We expect that the following result is known even without the non-degeneracy assumption, however we have been unable to locate a reference. We will therefore give a direct proof of the simpler claim.

Denoting $\mathfrak{t} = \mathfrak{t}_1 \times \mathfrak{t}_2\text{,}$ let $D \in C(\mathfrak{t})$ be a diagonalizable derivation in the centralizer $C(\mathfrak{t})\text{.}$ To show the maximality of $\mathfrak{t}\text{,}$ it suffices to show that $D \in \mathfrak{t}\text{.}$ In a basis adapted to the product we may represent

\begin{equation*} D = \begin{bmatrix} E_1 \amp F_1 \\ F_2 \amp E_2 \end{bmatrix}\text{,} \end{equation*}

where $E_1\in \der(\mathfrak{g}_1)\text{,}$ $E_2\in \der(\mathfrak{g}_2)\text{,}$ and $F_1\colon \mathfrak{g}_2\to\mathfrak{g}_1$ and $F_2\colon \mathfrak{g}_1\to \mathfrak{g}_2$ are some linear maps. We are going to demonstrate that $E_1\in \mathfrak t_1\text{,}$ $E_2\in \mathfrak t_2$ and $F_1=F_2=0\text{,}$ which would prove that $D = E_1\times E_2 \in \mathfrak t\text{.}$

Let $D_1 \in \mathfrak t_1\text{.}$ By assumption $D$ commutes with $D_1\times 0 \in \mathfrak t\text{,}$ so a simple computation shows that $E_1$ commutes with $D_1$ and $D_1 F_1 = 0\text{.}$ Since $D_1$ is arbitrary, we obtain $E_1 \in C(\mathfrak t_1) \text{.}$ From the fact that $D_1F_1 = 0$ for every $D_1 \in \mathfrak t_1$ we get

\begin{equation*} \operatorname{Im}(F_1) \subset \bigcap_{D_1\in \mathfrak t_1} \ker(D_1) = \{0\}, \end{equation*}

where the last equality follows from the non-degeneracy of $\mathfrak t_1\text{.}$ Consequently, $F_1 = 0\text{.}$

A similar argument shows that $E_2 \in C(\mathfrak t_2)$ and $F_2=0\text{.}$ Since $D$ is assumed diagonalizable, it follows that $E_1$ and $E_2$ are diagonalizable. Then by maximality of $\mathfrak t_1$ and $\mathfrak t_2$ we have $E_1\in \mathfrak t_1$ and $E_2\in \mathfrak t_2\text{,}$ which shows that $D = E_1\times E_2 \in \mathfrak t\text{.}$

For gradings, the above lemma implies the following. Suppose $\mathcal V : \mathfrak g_1 = \bigoplus_{\alpha \in A } V_\alpha$ and $\mathcal W : \mathfrak g_2 = \bigoplus_{\beta \in B } W_\beta$ are maximal gradings of Lie algebras $\mathfrak g_1$ and $\mathfrak g_2\text{,}$ and suppose zero is not a weight for either $\mathcal{V}$ or $\mathcal{W}\text{.}$ Then

$$\mathcal V \times \mathcal W : \Bigl(\bigoplus_{(\alpha,0) \in A \times B} V_\alpha \times \{0\} \Bigr) \oplus \Bigl( \bigoplus_{(0,\beta) \in A \times B} \{0\} \times W_\beta \Bigr)\label{eq-product-grading}\tag{4.1}$$

is a maximal grading of $\mathfrak g = \mathfrak g_1 \times \mathfrak g_2 \text{.}$ Indeed, the gradings $\mathcal{V}$ and $\mathcal{W}$ are the universal realizations of gradings induced by the respective maximal split tori $\mathfrak{t}_1$ and $\mathfrak{t}_2$ of the Lie algebras $\mathfrak{g}_1$ and $\mathfrak{g}_2\text{.}$ By Lemma 4.2, the product torus $\mathfrak t_1 \times \mathfrak t_2$ is maximal. The universal realization of the grading induced by $\mathfrak t_1 \times \mathfrak t_2$ is equivalent to the product grading (4.1).

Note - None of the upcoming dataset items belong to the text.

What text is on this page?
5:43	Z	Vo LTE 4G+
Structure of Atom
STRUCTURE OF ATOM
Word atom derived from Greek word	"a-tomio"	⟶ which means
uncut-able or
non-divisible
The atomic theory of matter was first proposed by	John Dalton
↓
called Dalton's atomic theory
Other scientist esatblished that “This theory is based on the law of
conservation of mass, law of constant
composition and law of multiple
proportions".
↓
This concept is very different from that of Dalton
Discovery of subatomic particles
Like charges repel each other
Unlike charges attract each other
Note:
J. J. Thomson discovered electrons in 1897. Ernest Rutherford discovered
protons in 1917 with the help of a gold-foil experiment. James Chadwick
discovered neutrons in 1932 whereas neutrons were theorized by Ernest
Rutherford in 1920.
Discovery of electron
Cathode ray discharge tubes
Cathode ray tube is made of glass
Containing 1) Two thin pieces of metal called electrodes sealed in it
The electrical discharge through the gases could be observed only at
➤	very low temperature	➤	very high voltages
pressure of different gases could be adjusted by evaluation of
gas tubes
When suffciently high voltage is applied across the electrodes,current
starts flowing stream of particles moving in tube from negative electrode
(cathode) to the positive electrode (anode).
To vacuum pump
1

For a grading $\mathfrak{g} = \bigoplus_{\alpha \in \Omega} V_\alpha \text{,}$ consider the graph with vertices $\Omega$ defined as follows: Whenever $0 \neq [V_\alpha, V_\beta] \subset V_\gamma \text{,}$ we define edges between all the three vertices $\alpha,\beta,\gamma \in \Omega\text{.}$ If the graph $\Omega$ admits a partition $\Omega = \Omega_1 \sqcup \Omega_2$ such that no edges exist between $\Omega_1$ and $\Omega_2\text{,}$ then the Lie algebra $\mathfrak{g}$ is a direct product of the ideals $\mathfrak{g}_1 = \bigoplus_{\alpha \in \Omega_1} V_\alpha$ and $\mathfrak{g}_2 = \bigoplus_{\beta \in \Omega_2} V_\beta\text{.}$ In this situation we say the grading $\mathcal{V}$ detects the product structure $\mathfrak{g}_1 \times \mathfrak{g}_2$ of the Lie algebra $\mathfrak{g}\text{.}$ We gather the observations made above into the following proposition.

We remark that while maximal gradings are able to detect product structures as indicated above, they are not able to detect some other algebraic properties. The Lie algebra $L_{6,24}(1)$ in [2] provides examples of two such phenomena. First, the layers of its maximal grading are not contained in the terms of its lower central series (this behavior can be also achieved by examples where the maximal grading is very coarse). Secondly, this Lie algebra has a “nice” basis (see [10] for the precise definition and its motivation), but it can be shown that no basis adapted to a maximal grading is nice.

Despite these negative results, maximal gradings have another structural application in simplifying the problem of deciding whether two Lie algebras are isomorphic or not.

Remark4.4.

If two Lie algebras $\mathfrak g_1$ and $\mathfrak g_2$ are isomorphic, then any isomorphism maps the maximal grading of $\mathfrak{g}_1$ to a maximal grading of $\mathfrak{g}_2\text{.}$ Therefore, if the maximal gradings of $\mathfrak{g}_1$ and $\mathfrak{g}_2$ are given, then deciding if $\mathfrak{g}_1$ and $\mathfrak{g}_2$ are isomorphic reduces to determining the existence of an isomorphism between the maximal gradings. In many cases this is significantly easier than naively solving the original isomorphism problem. For example, in low dimensions, the majority of the layers of the maximal grading are one-dimensional, in which case searching for possible isomorphisms becomes a combinatorial problem.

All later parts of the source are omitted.